Haohan Guo, Fenglong Xie, Dongchao Yang, Xixin Wu, Helen Meng
The Chinese University of Hong Kong, Hong Kong SAR, China
Xiaohongshu Inc., Shanghai, China
hguo@se.cuhk.edu.hk
[paper]
The neural codec language model (CLM) has demonstrated its remarkable performance in text-to-speech (TTS) synthesis. However, troubled by ``recency bias", CLM lacks sufficient and equal attention to coarse-grained information at a higher temporal scale, often producing unnatural or even unintelligible speech. This work proposes CoFi-Speech to achieve coarse-to-fine CLM-TTS via multi-scale speech coding and generation. We train a neural codec, CoFi-Codec, to encode speech into a multi-scale discrete representation, comprising multiple token sequences with different time resolutions. Then, we propose CoFi-LM to generate this representation in two modes, chain-of-scale and stack-of-scale generation.

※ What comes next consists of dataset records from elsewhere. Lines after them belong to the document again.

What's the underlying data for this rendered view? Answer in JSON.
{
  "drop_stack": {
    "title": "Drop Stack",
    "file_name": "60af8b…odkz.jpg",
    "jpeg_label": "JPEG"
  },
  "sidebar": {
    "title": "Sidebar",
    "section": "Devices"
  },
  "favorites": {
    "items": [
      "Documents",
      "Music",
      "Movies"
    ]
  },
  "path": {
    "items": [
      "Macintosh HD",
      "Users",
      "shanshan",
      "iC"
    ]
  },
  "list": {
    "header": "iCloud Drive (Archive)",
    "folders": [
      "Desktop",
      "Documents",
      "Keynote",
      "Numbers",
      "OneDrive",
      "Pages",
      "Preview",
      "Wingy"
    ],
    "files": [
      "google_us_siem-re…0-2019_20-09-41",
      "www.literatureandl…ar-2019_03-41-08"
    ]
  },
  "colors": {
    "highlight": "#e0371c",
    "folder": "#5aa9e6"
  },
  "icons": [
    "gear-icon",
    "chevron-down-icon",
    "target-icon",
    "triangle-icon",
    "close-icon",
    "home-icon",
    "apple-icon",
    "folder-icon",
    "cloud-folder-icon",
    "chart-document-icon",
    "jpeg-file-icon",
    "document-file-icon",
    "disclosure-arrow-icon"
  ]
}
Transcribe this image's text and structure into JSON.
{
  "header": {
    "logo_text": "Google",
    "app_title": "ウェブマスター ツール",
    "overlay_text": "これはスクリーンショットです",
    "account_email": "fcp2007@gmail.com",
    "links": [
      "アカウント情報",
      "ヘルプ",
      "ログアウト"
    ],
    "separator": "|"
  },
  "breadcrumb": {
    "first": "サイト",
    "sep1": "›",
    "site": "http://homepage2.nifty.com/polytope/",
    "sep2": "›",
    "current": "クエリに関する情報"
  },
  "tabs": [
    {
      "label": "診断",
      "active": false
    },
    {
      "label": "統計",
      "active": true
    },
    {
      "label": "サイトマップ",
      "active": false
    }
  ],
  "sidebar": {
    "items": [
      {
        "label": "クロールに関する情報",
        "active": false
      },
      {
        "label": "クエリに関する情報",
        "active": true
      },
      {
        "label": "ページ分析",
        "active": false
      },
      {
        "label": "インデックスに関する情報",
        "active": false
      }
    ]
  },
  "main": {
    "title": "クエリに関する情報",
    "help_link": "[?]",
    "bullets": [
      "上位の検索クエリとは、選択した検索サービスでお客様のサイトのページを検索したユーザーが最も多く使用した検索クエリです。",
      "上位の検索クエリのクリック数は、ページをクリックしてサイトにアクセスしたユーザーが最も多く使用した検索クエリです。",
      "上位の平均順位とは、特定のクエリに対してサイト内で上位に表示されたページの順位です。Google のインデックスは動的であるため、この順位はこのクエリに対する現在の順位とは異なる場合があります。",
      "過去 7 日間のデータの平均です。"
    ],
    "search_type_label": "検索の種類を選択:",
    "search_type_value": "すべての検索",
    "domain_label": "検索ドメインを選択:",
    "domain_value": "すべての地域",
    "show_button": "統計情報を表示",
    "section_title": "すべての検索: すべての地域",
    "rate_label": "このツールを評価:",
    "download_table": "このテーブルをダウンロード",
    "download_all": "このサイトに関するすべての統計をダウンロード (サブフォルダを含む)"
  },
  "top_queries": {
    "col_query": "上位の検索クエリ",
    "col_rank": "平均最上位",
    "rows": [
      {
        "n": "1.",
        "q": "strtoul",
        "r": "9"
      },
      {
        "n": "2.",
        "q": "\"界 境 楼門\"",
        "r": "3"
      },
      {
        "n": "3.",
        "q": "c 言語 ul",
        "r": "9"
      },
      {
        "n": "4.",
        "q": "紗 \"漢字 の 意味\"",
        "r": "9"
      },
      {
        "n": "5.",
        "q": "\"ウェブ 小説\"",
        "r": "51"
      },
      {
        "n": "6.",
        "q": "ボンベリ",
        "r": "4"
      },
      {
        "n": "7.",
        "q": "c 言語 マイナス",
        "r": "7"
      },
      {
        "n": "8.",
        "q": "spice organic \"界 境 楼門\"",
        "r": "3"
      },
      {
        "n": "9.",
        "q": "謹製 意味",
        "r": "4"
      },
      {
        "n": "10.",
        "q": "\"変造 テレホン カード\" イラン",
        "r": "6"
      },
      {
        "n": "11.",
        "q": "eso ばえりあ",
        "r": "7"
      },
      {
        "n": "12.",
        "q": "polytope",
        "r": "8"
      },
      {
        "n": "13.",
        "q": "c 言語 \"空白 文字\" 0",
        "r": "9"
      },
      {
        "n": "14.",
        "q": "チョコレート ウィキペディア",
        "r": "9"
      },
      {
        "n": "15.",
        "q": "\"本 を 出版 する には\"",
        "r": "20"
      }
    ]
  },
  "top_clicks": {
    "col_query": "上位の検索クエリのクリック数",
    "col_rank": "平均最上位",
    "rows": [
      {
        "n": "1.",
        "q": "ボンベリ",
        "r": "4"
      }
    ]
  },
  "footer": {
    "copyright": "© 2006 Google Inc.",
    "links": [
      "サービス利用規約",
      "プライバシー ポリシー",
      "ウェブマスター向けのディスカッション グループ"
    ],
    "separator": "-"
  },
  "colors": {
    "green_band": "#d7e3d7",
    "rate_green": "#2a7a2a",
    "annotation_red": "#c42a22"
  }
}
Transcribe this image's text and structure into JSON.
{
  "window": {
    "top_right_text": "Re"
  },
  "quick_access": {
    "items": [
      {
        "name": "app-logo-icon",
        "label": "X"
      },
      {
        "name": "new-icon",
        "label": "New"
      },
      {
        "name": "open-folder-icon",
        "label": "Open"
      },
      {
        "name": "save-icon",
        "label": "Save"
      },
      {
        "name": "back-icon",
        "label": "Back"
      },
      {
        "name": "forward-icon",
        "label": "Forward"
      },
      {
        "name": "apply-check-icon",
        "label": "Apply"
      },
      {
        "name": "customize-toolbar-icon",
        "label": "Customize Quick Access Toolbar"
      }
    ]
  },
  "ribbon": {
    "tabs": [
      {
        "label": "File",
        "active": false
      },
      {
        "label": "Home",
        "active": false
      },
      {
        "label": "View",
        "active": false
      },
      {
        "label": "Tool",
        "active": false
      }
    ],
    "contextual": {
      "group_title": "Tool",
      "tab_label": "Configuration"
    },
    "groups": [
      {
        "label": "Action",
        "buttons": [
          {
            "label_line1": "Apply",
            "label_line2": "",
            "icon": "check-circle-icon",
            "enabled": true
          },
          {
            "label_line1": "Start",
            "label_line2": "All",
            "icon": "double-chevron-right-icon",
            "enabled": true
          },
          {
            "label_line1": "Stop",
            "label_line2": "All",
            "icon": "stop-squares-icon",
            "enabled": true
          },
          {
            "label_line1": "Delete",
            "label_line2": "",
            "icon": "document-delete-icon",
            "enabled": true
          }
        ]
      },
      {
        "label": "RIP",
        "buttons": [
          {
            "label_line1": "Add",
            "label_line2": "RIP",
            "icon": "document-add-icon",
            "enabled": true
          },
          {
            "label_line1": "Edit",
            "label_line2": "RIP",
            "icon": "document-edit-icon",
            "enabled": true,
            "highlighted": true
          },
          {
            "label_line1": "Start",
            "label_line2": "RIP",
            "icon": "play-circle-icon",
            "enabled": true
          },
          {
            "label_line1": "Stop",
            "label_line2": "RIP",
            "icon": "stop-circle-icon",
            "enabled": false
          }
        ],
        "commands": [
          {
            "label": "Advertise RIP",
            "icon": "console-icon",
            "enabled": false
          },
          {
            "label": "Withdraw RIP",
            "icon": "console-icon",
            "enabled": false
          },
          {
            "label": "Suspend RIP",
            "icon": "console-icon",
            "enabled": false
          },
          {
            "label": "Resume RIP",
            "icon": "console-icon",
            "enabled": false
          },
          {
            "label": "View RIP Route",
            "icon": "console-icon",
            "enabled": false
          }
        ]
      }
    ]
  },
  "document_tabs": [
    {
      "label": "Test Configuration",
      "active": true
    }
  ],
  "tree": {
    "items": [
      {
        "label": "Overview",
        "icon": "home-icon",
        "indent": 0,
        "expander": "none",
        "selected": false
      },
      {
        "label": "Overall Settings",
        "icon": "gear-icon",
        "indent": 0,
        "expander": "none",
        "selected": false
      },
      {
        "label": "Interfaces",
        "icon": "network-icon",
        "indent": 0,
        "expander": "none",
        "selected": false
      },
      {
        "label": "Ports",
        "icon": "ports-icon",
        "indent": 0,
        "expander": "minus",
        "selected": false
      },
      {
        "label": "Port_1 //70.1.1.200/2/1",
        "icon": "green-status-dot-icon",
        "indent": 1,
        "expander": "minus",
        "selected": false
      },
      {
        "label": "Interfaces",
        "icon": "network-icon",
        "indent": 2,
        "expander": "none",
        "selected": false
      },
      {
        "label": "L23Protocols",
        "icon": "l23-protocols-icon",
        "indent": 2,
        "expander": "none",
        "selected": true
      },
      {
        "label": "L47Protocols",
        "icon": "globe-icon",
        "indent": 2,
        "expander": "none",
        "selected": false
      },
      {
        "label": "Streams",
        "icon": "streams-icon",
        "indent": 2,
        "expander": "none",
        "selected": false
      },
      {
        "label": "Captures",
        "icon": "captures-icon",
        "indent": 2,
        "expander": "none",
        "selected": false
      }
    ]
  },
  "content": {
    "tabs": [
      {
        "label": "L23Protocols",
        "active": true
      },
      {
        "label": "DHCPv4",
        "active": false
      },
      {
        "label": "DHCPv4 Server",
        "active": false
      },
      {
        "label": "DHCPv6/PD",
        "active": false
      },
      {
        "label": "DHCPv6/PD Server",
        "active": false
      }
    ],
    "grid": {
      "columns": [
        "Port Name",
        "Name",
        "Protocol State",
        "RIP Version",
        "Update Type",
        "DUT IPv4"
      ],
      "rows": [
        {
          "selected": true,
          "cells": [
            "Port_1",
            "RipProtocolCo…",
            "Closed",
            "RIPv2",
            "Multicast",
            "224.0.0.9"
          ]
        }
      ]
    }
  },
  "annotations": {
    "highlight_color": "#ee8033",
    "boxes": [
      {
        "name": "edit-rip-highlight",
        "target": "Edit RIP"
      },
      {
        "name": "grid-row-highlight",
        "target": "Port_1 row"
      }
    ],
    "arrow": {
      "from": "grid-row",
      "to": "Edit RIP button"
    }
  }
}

In experiments, we present a three-scale CoFi-Speech that significantly outperforms single-scale academic and industrial baseline systems in zero-shot TTS on naturalness and speaker similarity. The analysis of multi-scale coding demonstrates the effectiveness of CoFi-Codec in learning multi-scale discrete speech representations. The coarse-to-fine generation is also validated as a crucial approach in pursuing a high-quality neural codec language model.